Among several other charges, Darlene Mathis, a D.C. based interior designer, was accused of money laundering by the U.S. Department of Justice authorities. This is an old case, which I have been pursuing since 2010. However, since then, a lot of stuff has happened and I wanted to bring to light a certain number of facts that people don’t know.
Darlene happens to be a senior level interior designer, with contracts amounting to several million dollars in the past. She is also a wife to a high profile judge, and used to be an active member of the National Republican Senatorial Committee.
Her company, Systems Design Inc. was doing well, but not too well according to Mathis’s standards. The company secured most of the contracts by falsifying documents, portfolios and through false claims. Mathis was sentenced to prison time, and a hefty $389,738 was to be paid to Customs and Clearance department as fine.
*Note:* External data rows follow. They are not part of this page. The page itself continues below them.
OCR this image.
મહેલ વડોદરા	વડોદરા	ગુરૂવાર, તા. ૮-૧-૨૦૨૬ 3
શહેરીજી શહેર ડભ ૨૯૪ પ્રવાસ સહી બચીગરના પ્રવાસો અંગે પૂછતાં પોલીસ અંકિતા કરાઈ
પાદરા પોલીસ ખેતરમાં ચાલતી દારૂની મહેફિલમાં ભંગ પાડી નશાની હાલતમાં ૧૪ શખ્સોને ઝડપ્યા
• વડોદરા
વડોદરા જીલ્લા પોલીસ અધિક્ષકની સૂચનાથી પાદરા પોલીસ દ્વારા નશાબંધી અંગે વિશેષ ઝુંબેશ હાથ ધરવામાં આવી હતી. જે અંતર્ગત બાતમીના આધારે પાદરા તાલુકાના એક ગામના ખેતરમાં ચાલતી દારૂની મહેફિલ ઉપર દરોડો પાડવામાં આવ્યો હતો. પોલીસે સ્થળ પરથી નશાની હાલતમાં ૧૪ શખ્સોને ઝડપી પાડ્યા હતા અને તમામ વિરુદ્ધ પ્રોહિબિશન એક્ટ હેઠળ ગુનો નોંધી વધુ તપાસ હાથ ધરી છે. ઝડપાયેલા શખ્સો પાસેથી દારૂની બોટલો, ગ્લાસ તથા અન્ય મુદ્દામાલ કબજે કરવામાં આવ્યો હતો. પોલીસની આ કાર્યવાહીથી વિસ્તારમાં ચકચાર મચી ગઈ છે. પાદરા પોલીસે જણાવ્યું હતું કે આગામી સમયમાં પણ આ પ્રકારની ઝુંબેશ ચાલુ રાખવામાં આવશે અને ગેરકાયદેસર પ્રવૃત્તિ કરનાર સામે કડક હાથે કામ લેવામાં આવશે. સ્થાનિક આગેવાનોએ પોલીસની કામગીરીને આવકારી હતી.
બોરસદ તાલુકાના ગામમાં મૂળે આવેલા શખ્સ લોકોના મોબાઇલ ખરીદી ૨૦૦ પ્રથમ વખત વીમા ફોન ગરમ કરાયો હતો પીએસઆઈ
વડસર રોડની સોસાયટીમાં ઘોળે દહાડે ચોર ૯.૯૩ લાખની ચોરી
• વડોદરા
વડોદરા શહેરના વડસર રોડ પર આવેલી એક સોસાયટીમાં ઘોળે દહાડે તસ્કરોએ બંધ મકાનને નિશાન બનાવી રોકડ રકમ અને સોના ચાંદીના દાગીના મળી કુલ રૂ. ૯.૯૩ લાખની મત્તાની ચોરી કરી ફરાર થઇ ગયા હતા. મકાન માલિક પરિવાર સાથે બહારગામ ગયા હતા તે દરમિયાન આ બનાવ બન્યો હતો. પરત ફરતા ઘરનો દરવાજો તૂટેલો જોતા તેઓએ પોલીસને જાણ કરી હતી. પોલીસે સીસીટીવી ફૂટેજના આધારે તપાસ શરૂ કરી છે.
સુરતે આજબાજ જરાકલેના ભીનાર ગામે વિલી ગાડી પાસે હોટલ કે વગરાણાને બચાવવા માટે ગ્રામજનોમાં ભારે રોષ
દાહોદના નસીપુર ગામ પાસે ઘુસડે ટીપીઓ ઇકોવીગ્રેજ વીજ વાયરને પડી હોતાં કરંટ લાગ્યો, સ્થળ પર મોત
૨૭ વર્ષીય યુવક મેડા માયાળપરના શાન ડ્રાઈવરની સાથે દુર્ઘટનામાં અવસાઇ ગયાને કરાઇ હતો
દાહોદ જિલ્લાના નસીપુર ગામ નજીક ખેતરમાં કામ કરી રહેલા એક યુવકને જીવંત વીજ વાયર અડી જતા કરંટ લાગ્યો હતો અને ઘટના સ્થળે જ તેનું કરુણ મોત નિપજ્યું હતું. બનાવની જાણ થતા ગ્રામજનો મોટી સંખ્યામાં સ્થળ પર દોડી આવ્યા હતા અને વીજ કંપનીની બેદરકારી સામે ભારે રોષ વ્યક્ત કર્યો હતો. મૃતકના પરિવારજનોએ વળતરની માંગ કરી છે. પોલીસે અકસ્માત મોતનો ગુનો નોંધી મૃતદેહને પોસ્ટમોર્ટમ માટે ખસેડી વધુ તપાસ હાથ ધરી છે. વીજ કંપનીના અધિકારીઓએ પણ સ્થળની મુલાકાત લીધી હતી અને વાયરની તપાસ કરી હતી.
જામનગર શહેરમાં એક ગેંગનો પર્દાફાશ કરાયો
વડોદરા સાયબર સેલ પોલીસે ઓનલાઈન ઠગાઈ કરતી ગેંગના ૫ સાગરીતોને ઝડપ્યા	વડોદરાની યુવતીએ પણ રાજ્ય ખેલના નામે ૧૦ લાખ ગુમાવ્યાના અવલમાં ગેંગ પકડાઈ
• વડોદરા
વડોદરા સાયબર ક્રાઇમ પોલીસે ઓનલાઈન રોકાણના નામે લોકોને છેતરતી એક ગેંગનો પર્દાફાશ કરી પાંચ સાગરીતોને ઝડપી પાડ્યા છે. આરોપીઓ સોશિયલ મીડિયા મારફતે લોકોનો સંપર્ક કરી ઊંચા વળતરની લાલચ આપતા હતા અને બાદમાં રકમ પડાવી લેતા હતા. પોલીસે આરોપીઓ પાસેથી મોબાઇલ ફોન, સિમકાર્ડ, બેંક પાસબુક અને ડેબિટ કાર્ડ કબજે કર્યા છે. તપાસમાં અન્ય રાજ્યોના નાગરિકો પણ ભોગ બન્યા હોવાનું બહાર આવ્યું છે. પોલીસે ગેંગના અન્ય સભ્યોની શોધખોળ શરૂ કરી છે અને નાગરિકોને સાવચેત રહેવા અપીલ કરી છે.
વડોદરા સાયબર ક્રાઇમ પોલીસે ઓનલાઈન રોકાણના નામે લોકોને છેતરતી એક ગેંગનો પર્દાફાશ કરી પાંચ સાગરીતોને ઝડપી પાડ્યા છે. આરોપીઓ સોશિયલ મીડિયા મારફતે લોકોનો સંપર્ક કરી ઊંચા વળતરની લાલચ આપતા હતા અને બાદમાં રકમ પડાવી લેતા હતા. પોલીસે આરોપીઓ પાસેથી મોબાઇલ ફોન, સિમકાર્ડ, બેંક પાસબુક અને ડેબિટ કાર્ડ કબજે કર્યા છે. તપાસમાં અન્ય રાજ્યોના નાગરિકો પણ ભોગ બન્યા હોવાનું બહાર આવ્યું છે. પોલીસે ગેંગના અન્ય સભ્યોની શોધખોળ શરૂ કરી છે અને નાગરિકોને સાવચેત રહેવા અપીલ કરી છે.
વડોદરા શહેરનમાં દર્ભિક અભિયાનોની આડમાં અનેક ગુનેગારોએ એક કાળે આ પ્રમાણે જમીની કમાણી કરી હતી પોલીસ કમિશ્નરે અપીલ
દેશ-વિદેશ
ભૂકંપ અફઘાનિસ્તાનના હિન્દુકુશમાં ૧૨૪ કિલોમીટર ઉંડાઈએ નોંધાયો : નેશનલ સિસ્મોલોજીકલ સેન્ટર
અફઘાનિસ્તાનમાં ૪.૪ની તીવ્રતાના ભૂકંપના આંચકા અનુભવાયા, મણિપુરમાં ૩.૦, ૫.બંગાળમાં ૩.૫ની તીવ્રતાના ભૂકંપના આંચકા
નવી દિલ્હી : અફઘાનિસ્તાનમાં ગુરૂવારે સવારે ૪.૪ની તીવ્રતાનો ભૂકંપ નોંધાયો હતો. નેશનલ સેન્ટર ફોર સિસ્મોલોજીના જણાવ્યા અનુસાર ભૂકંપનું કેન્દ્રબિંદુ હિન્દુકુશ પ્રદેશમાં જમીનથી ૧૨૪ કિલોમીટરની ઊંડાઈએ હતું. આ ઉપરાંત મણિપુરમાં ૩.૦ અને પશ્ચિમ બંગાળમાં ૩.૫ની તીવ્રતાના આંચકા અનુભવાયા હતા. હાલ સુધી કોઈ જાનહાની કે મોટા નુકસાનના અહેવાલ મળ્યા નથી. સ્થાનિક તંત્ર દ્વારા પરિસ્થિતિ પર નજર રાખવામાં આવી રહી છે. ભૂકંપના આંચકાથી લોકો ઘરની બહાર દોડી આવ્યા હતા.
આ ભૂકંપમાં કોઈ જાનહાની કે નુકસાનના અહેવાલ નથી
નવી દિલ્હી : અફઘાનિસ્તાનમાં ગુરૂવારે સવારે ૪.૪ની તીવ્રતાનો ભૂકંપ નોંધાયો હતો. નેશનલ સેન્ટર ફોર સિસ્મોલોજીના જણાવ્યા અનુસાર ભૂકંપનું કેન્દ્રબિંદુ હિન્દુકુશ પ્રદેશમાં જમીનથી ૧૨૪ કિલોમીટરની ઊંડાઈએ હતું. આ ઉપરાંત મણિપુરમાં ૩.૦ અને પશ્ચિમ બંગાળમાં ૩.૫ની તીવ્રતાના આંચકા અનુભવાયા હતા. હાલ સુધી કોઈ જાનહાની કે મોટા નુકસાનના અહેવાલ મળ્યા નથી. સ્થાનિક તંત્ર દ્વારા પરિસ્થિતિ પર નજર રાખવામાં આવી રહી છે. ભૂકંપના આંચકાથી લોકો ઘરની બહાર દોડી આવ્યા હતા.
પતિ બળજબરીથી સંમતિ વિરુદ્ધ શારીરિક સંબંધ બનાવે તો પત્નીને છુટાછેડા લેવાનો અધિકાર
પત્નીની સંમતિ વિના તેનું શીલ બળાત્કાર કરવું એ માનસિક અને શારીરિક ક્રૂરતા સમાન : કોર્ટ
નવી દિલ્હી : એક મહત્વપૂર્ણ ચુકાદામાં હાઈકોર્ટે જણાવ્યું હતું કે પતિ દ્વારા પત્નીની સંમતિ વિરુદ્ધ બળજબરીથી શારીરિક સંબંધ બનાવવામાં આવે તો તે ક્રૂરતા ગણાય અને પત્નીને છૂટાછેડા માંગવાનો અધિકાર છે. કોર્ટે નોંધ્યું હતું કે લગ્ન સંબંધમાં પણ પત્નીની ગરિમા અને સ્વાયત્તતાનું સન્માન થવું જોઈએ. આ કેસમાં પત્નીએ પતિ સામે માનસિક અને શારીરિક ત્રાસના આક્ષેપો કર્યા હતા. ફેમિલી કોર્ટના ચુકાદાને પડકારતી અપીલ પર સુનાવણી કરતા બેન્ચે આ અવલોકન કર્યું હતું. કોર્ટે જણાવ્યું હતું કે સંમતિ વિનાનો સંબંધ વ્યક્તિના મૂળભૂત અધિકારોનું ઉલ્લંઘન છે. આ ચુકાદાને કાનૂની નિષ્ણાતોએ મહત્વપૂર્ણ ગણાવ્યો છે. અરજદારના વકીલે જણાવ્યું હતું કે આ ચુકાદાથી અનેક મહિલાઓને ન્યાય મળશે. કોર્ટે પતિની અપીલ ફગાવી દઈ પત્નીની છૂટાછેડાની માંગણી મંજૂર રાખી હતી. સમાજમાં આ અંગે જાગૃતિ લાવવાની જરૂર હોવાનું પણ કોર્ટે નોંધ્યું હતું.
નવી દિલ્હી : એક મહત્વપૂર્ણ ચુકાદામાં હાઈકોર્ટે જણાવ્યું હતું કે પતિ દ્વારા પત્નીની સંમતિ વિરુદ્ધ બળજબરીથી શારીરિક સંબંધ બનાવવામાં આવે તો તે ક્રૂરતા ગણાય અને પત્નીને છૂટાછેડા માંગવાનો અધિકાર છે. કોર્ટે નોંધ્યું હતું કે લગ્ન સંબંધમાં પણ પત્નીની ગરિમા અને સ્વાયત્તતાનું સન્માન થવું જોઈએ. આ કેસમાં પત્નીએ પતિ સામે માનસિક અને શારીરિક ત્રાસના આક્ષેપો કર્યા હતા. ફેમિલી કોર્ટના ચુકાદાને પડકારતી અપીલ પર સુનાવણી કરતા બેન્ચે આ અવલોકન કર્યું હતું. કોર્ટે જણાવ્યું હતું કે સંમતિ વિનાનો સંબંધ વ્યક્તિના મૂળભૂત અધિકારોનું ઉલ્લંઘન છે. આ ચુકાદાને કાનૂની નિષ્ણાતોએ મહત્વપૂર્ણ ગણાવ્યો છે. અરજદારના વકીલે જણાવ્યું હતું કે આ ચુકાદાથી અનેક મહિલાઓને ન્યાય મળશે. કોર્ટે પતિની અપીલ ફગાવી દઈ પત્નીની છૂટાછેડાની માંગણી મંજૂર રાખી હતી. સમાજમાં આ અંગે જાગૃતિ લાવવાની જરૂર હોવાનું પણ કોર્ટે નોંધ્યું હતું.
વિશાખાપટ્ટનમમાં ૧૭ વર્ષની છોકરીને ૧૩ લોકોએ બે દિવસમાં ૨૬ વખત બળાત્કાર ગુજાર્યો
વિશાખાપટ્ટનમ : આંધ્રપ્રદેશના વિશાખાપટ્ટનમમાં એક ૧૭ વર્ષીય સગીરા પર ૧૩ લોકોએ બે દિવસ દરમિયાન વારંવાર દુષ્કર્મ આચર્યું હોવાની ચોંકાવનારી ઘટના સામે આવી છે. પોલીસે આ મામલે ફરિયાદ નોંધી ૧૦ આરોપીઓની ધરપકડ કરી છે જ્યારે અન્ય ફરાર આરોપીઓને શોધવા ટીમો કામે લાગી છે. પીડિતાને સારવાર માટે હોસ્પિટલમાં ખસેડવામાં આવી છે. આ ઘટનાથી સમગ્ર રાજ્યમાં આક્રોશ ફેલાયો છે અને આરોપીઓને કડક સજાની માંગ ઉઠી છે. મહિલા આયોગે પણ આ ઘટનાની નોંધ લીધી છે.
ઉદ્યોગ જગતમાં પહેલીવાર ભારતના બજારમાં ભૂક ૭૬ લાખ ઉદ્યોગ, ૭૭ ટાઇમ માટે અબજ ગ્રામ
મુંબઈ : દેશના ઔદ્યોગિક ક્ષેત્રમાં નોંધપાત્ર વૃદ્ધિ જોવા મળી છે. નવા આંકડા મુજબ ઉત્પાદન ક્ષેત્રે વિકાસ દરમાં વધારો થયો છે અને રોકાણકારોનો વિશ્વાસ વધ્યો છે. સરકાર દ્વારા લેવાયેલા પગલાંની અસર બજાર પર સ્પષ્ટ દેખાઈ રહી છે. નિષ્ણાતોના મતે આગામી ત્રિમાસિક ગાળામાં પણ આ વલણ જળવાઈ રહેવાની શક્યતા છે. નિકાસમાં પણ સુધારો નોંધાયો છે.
Darlene’s husband did not comment on the case. Most of the time, he was too embarrassed to show his face in public. The law making authorities grew suspicious of the designer’s activities in March 2008, when she was “offered” a $1.3 million contract to renovate the Immigrations and Customers Enforcement (ICE) building. Someone tipped off on her, which eventually led to her downfall.
In one of the Department of Justice reports, it was said, “Mathis, alongside her co-conspirators has misrepresented independent contractors as the company’s employees. She also submitted false information regarding their background and created fake documents of the company’s past performance in order to convince officials for securing the contract.”